Just received a hard wire security system with eight cameras. I need an installer. Who do you recommend.

Thanks 
BT


----------



## salty_dawg (Mar 21, 2013)

Is the wiring BNC or Ethernet?


----------



## BananaTom (Feb 16, 2008)

salty_dawg said:


> Is the wiring BNC or Ethernet?


Thanks for replying
Not sure what BNC is.

I have the installer coming Wednesday.
I chose Smith Security System, INc.


----------



## Boat-Dude (Sep 24, 2011)

...


----------



## Sequoiha (Sep 28, 2007)

I just installed my own 8 camera system, pain in the ass.


----------



## yz250fridin (Feb 27, 2013)

What systems did you guys get. I have been looking at them for a while just never could pull the trigger.


Sent from my iPhone using Tapatalk


----------



## Sequoiha (Sep 28, 2007)

yz250fridin said:


> What systems did you guys get. I have been looking at them for a while just never could pull the trigger.
> 
> 
> Sent from my iPhone using Tapatalk


I got the Annke , 8 cameras, 1Terabite DVR,


----------



## salty_dawg (Mar 21, 2013)

I've done a couple different ones. The first was Amcrest with a combination of wireless cameras and POE (power over ethernet). That was in an existing construction. The one I'm doing now is Ubiquiti which is probably more involved than the off the shelf solutions (well, more involved relative to how I'm doing it). I've done an evaluation of the Ubiquiti DVR and one of their basic outdoor cameras. I was trying to avoid a solution that requires cloud storage and one that didn't require replacing batteries in cameras. So far I like the interface and ease of setup. My current house is under construction so I've been able to run cable to all cameras but will be deploying a couple of the remote POE switches to avoid running multiple runs to the dock and pool areas.

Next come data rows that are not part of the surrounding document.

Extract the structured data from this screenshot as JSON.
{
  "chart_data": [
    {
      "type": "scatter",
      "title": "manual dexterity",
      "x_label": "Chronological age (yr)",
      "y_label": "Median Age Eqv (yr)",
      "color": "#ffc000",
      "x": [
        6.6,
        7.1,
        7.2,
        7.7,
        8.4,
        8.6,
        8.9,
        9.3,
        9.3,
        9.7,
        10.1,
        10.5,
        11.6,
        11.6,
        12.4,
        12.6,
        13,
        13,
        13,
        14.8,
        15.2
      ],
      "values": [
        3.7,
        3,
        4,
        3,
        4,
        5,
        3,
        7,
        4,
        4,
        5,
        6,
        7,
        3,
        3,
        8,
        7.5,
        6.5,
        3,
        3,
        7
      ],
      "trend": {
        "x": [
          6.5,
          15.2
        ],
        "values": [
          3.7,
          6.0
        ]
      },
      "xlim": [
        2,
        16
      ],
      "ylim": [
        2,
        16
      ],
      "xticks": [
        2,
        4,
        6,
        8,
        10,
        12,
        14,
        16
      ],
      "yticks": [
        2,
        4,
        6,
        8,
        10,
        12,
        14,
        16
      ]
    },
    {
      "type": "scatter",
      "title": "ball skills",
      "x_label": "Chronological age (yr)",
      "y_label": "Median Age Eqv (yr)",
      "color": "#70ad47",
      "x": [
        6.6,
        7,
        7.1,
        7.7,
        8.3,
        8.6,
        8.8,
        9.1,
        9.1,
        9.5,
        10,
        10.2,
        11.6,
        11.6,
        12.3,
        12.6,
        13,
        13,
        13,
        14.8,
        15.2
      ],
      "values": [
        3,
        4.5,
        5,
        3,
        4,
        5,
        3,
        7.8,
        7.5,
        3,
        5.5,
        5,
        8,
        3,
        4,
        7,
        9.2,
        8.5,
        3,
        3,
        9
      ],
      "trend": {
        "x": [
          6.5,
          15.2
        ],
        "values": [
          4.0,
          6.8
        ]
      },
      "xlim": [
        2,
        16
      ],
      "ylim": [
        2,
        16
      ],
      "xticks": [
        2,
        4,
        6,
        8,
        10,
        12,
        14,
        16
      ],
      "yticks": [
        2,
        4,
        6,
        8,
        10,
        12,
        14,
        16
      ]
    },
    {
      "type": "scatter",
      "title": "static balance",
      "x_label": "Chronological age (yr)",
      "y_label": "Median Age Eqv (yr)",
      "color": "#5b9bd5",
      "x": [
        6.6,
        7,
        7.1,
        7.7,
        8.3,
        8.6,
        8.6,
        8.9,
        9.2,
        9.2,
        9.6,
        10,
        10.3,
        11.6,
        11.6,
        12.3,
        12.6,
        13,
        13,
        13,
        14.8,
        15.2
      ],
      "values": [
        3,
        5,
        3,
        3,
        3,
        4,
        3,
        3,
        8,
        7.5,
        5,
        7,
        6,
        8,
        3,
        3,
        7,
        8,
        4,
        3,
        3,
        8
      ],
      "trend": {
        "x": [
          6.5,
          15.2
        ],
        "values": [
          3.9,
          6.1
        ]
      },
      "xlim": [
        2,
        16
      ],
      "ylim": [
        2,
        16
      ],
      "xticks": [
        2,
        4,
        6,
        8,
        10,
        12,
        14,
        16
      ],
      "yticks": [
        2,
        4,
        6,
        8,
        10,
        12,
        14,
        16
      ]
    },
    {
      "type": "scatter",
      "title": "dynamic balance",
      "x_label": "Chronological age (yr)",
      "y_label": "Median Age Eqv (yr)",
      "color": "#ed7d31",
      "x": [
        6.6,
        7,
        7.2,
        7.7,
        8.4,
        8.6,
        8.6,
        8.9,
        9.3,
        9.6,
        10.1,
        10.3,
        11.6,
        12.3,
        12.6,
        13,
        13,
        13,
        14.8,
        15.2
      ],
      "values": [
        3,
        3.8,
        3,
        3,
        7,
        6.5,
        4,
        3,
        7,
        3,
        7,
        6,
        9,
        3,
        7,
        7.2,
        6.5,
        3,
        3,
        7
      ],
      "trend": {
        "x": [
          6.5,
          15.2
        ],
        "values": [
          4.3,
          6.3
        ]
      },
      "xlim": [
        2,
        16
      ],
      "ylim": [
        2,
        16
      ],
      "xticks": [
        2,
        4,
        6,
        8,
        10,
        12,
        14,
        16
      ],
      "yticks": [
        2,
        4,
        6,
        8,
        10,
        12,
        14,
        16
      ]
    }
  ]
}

The BNC or coax type systems are less expensive. POE, in my opinion, is easier to install if you have the equipment to terminate your own ethernet cable. The POE systems also allow you to run single runs to a remote POE switch and connect multiple cameras to a single switch. The Ubiquity system creates a mesh network and has higher quality components to connect wireless cameras. My old Amcrest would accept wireless cameras but the quality and reliability of your camera is HIGHLY dependent on how good your wireless connection is. Bottom line, if you have the ability to hard-wire the camera, do it. If not, really evaluate your wireless network and do a lot of home work on how systems facilitate wireless connectivity.


----------



## bukshot01 (Oct 2, 2007)

Call Jerry... He is an installer with a local security camera company. He will run your wires as side work. 850-281-9560


----------



## BananaTom (Feb 16, 2008)

The installers took 4 hours to install the Night Owk 8 camera system. These guys were awesome!!! Ran all 8 wires through the attic and down the wall to my den TV. Then ran one from this location to my office to connect to the wifi. Programmed the system and our two smart phones, highly impressed we are!!!


----------